Monday, July 18, 2005

a dead butterfly

i saw a dead butterfly yesterday. she was yellow with black spots.

she's supposed to be beautiful except that she was dead and her wings were already battered by the rain.

i carried her home and gave her a decent burial. maggots are now eating her.

i can't help but wonder if she had a full life, whether or not she flew her heart out that day she died. i wonder if she even had unfathomable sex before her obvious sudden death. you see, beautiful creatures hide themselves from the world when they're about to die.

they're doing the world a favor.

unfortunately for me, i saw her spoiled with mud.

I DESPISE THE RAIN

Tuesday, July 12, 2005

crossroads

a month into law school and i feel like quitting. i have read more in that one month than in my whole undergrad. i'm not kidding. there are days when you ask yourself, is this what i really want? does it matter that i told the admissions committee that i would be deeply confounded if i'd be forced to choose another career other than law? it's true by the way, but sometimes, i wonder...why don't i just sing, join star in a million or something hehe...
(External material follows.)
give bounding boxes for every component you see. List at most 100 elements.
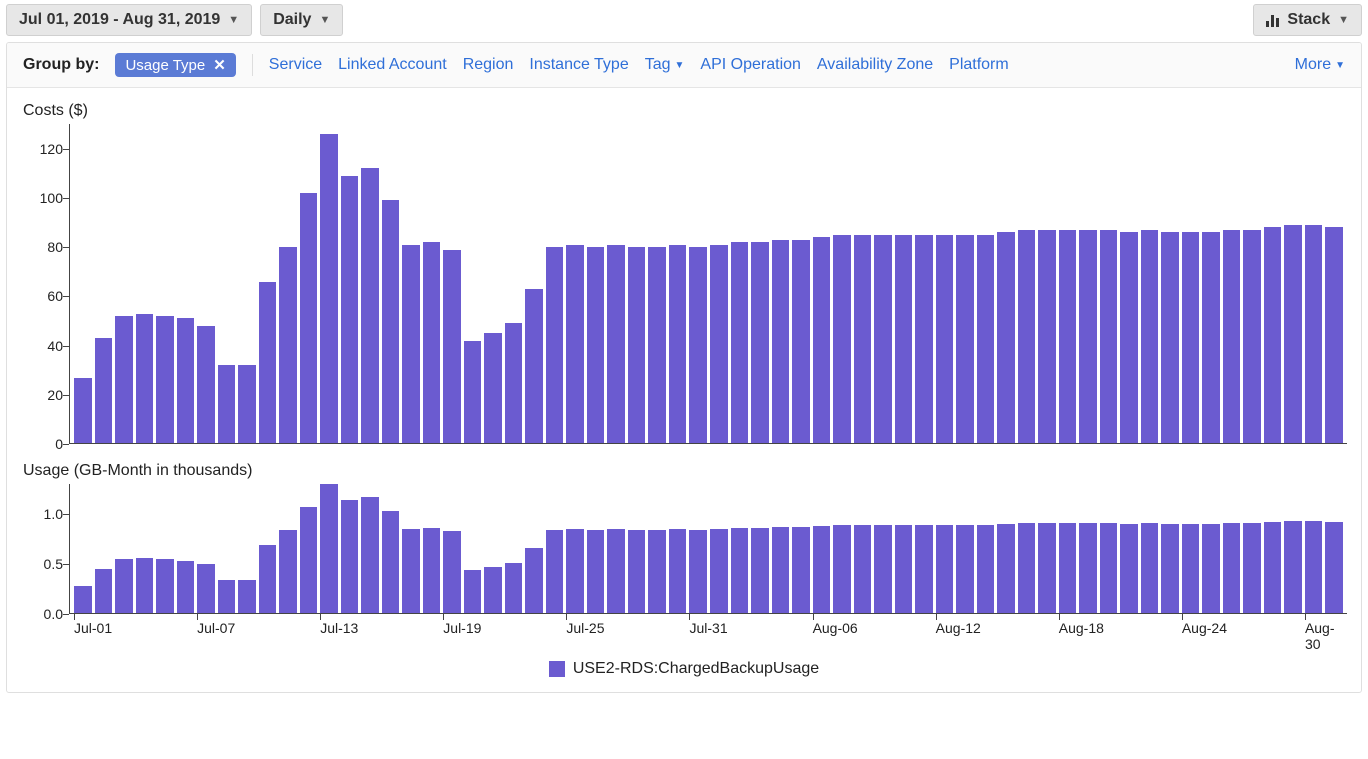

oh, and there are days when i just want to shout: tama na please? i'm only human...but then, this is what i want. pananagutan ko to.

then there are the professors. they would waste no time in humiliating you. but it's part of the learning process. they're training us to think like lawyers. to have sharp wit can save you, albeit momentarily. in law school, you will learn to curse the high heavens when your name is called for recitation. your last name would transform itself into a ticking bomb, and once called out, it explodes into deadly fragments.

in law school, you would learn to pray often. 24/7 to be exact. if you have a God, then you learn to talk to him more often. you thank Him for making you survive a tough recitation or thank Him for making you realize that you have the capacity to learn. not the just the law, but life in general. and when things go wrong, talking to Him would make it all better.

me, quit? no way. pananagutan ko to.

Saturday, July 02, 2005

hahaha, i will die at the age of 58

WANNA KNOW WHEN YOU'D DIE?

haha. i wanted to die an earlier age.

it's crazy that i want to die young. i mean, i'm happy. i feel blessed and loved. but i guess dying young would mean i would die before my loved ones. you can blame it on selfishness...but that's the thing. i haven't experienced any "real" deaths in the family. my grandfather died when i was 2...so i don't remember anything of it. we have pictures of the wake, the interment etc...and i know everybody was really sad, coz of the pictures which showed them sobbing and all. and i know i was there..but then, a person's memory is volatile. when i asked my mom about it, she told me i sang "bahay kubo" to him while he lay on his coffin.

freak.

my other grandfather died when i was 9 and since i didn't know him that well, i.e. i didn't have a relationship with him, just an occasional mano when we would visit the province. we lived in Saudi before so in effect, i didn't feel any particular sadness - which made me feel worse because everyone else was obviously sad. at the wake, one of my titas (my father's sister) screamed at my dead lolo and she reprimanded him why he died young (62) and then she bawled her eyes out.

haha. weird family.

but really. i'm scared shit if any of my loved ones would die before me.